Devant une forêt de micros, puis une ligne de caméras, il livre son message. « Il y a une bonne progression, dit-il, une évolution sur toutes les questions et nous avons convenus de nous revoir lundi, dans l’intérêt du pays pour parvenir à un consensus. Le facteur temps est certes important, mais l’intérêt du pays l’est sans doute plus. Nous oeuvrons à une issue honorable pour notre peuple et notre révolution, en élargissant notre initiative à d’autres parties. Nous capitaliserons les points positifs et réduirons les écarts. Pour préserver cette démarche, nous avons convenu d’éviter toute déclaration à la presse, le temps n’est pas à la surenchère publique. Ce que je peux vous dire, c’est que les résultats sont probants : nous mettons sur la table des solutions convenables à tous les partis. Le fait même d’engager ce débat de tous avec tous est en lui-même un acquis précieux ! » Des confrères essayent d’en savoir plus. Courtoisement, Jebali remercie la presse de sa compréhension. Le week end portera conseil. Nouveau round, ce lundi.

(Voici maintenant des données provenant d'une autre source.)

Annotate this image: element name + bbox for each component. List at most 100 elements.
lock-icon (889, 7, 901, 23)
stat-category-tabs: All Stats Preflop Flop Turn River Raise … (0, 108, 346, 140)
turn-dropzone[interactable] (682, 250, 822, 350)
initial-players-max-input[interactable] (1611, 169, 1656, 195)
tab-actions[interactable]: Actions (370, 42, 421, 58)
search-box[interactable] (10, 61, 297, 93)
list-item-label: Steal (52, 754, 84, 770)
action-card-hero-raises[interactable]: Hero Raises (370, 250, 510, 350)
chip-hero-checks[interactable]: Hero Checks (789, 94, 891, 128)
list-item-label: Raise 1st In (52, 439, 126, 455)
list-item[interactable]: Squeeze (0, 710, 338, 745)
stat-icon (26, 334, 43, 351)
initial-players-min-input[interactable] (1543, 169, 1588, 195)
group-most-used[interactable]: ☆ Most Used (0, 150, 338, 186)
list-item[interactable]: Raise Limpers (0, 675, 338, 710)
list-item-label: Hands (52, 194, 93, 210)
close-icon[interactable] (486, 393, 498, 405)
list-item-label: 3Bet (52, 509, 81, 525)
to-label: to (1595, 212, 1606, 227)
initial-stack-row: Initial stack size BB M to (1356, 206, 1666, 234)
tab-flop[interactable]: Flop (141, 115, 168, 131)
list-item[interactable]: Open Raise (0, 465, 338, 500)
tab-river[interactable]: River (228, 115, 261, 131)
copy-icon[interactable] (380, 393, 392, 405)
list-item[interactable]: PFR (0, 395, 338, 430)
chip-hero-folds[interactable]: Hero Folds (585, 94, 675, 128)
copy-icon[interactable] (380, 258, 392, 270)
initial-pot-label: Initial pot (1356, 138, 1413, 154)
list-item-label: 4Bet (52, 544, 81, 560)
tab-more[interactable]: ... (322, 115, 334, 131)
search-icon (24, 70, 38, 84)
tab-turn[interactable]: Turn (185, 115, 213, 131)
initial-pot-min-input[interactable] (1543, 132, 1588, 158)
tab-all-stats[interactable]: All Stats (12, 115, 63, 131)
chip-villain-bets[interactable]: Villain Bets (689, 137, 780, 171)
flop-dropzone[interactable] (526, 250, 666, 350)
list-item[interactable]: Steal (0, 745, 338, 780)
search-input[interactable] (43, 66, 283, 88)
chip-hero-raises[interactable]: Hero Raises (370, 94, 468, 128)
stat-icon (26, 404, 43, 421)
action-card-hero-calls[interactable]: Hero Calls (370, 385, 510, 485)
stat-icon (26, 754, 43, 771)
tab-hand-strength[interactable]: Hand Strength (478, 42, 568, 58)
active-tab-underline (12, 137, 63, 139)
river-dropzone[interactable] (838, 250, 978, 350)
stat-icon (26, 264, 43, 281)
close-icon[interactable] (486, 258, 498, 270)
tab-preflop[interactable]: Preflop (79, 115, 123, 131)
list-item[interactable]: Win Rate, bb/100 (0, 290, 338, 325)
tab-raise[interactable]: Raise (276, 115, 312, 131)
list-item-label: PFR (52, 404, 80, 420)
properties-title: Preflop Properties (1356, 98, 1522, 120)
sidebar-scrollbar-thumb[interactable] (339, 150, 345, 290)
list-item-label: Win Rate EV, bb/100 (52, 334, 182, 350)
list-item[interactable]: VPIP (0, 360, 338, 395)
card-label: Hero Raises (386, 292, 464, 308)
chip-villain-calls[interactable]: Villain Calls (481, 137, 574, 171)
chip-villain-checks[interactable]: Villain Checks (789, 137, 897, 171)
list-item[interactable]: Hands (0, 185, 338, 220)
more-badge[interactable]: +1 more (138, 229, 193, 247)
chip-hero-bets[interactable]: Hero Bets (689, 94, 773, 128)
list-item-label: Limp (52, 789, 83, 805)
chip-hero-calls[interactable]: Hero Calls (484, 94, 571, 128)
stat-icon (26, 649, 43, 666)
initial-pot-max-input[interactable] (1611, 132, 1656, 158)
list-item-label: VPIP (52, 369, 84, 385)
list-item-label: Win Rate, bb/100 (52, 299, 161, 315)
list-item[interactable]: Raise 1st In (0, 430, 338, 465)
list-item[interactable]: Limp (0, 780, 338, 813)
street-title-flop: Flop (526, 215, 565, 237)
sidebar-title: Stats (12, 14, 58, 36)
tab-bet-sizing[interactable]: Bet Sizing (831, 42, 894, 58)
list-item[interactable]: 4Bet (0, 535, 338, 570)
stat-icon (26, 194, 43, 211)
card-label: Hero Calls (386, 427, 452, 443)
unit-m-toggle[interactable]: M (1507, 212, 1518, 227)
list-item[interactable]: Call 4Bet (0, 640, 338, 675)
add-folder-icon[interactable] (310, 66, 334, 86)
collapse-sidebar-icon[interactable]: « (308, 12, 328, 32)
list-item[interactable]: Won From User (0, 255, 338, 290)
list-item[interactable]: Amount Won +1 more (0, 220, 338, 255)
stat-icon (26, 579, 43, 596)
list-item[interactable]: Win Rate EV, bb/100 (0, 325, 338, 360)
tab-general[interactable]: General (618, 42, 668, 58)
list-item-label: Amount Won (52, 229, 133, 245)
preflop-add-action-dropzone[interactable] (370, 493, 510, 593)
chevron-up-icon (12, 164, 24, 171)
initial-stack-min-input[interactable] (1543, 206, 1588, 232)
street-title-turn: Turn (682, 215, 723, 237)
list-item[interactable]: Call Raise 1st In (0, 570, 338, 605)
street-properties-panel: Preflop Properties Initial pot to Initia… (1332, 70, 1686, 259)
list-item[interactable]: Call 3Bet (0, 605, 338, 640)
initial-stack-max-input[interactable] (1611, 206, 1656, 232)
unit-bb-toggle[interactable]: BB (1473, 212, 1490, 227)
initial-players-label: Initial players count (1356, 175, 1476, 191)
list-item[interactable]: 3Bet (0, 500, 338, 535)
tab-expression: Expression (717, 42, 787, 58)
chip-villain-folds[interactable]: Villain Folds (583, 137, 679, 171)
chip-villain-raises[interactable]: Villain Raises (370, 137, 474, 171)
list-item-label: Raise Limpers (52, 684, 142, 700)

« Nous revenons de loin, de très loin, chuchotera un participant à la réunion à nos oreilles. Certains ont finalement pris conscience de la réalité dans le pays. Ce vendredi soir, on s’attendait à ce que ça passe ou ça passe. Avec son doigté, Jebali nous a tendu une issue de secours que nous avons tous empruntée. J’ose espérer qu’on se rapproche de la sortie de crise. Chacun y mettra du sien, sans y laisser des plumes. La Tunisie en sera la grande gagnante ».